Effect of Prostaglandins on the Water and Sodium Transport across the Urinary Bladder of the Toad

Abstract

This study was undertaken to clarify the mechanism of the effect of the prostaglandins on the water and sodium transport across the toad urinary bladder. 10^-7M PGE₁ alone did not induce any significant change in osmotic water flow. However, the same dosis of PGE₁ inhibited the osmotic water flow responses induced by vasopressin and theophylline but not inhibited those by cyclic-AMP in the toad bladder.
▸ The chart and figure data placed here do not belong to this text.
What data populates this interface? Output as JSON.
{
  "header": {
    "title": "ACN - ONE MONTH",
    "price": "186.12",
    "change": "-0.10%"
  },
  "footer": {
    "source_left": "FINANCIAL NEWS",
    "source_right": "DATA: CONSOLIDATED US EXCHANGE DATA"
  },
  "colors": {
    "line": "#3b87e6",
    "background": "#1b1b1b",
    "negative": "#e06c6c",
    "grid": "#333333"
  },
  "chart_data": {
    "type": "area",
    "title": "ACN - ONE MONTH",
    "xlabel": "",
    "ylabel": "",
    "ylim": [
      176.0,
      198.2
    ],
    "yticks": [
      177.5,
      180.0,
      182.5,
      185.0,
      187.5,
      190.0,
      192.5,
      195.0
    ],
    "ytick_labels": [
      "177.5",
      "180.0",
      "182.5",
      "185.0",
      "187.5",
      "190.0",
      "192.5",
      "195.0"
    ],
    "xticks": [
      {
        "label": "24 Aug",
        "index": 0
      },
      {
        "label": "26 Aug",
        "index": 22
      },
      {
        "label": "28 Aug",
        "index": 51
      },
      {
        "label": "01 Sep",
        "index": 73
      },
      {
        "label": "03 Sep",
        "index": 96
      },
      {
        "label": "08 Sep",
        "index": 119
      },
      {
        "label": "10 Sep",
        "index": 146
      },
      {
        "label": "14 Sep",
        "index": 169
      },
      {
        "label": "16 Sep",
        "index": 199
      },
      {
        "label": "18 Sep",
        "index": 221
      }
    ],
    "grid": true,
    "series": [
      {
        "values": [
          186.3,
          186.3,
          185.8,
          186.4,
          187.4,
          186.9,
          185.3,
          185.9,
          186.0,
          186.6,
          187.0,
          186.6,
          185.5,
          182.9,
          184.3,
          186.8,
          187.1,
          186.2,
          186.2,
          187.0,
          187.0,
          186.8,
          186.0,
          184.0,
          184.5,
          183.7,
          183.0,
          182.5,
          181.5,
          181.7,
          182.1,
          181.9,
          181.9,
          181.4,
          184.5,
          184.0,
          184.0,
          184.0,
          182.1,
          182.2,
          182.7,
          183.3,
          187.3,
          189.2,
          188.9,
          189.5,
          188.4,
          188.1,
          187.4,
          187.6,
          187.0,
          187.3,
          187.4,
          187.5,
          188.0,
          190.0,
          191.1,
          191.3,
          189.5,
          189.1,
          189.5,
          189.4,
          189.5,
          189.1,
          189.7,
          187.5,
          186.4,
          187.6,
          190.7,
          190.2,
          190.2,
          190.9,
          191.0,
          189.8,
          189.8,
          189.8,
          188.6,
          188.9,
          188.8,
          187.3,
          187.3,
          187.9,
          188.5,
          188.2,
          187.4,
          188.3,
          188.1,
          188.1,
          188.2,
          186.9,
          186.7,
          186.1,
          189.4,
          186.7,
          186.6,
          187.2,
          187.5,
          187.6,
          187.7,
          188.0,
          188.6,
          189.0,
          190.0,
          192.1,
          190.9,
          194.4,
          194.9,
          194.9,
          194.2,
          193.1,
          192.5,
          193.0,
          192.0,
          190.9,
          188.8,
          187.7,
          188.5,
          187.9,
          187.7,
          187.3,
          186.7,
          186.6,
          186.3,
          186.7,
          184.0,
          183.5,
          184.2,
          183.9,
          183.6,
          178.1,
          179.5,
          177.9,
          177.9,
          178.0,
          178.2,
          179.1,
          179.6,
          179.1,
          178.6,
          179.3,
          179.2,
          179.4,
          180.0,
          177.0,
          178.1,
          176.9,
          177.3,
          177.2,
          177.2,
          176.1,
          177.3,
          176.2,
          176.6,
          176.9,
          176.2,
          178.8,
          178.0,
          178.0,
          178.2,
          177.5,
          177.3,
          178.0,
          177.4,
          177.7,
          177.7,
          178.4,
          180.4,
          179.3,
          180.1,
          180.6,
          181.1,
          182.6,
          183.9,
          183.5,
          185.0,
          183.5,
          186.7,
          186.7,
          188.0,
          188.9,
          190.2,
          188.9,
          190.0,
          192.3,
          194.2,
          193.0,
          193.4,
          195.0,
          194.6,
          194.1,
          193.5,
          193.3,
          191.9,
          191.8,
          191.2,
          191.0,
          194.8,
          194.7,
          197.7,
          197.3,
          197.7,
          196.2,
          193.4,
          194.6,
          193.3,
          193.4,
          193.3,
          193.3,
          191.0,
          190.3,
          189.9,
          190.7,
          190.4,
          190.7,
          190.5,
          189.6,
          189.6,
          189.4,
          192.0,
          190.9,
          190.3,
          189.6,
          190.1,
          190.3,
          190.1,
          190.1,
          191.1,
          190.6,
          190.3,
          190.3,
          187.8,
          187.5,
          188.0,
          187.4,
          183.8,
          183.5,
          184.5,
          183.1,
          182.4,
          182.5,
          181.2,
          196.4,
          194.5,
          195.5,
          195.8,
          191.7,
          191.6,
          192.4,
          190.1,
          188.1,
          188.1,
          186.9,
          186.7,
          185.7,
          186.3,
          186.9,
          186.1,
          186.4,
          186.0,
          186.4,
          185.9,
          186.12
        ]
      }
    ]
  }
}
PGE₁, PGF_1α, PGA₁, PGE₂, PGF_2α, PGA₂, PGB₁ and PGB₂ were also observed to inhibit the vasopressin-induced osmotic water flow in the following order, PGE₁>PGF_1×>PGA₁≥PGE₂≥PGF_2α>PGA₂>PGB₁>PGB₂. 7.0×10^-7M PGE₁ markedly stimulated the short-circuit current, and this stimulation was further potentiated by theophylline. But little effect was observed by other prostaglandins, although at higher concentrations the short-circuit current was stimulated (PGE₁>PGA₁>PGE₂>PGF_1α). 10^-6M to 10^-4M PGE₁ alone could enhance osmotic water flow. This response was potentiated by theophylline. Furthermore, the inhibitory effect of PGEI on the vasopressin-induced water flow was observed under both experimental conditions at low and high concentrations of PGE₁. Thus, the effect of PGEI on the water and sodium transport may probably be caused by the action on the two different adenyl cyclases. Three different actions of PGE₁ on the water and sodium transport were analysed by the doseresponse curves. The values of ED₅₀ of PGE₁ to inhibit water flow, to stimulate sodium transport and water flow, were 7.9×10^-9M, 2.5×10^-7M and 7.6×10_-6M, respectively. The dose-response curve of the former was different from the latter two. This result suggested that two differeent adenylcyclase-systems would be present in the toad bladder. The following hypotheses were derived from the present findings. Two different adenylcyclase-systems are present in the toad bladder : i.e., one cyclic-AMP pool controls water flow and the other controls sodium transport. PGE₁ would inhibit the former and stimulate the latter. The stimulation of water flow by PGE₁ may be mediated by cyclic-AMP which would spill over from the cyclic-AMP pool responsible for the sodium transport to the pool responsible for the water flow.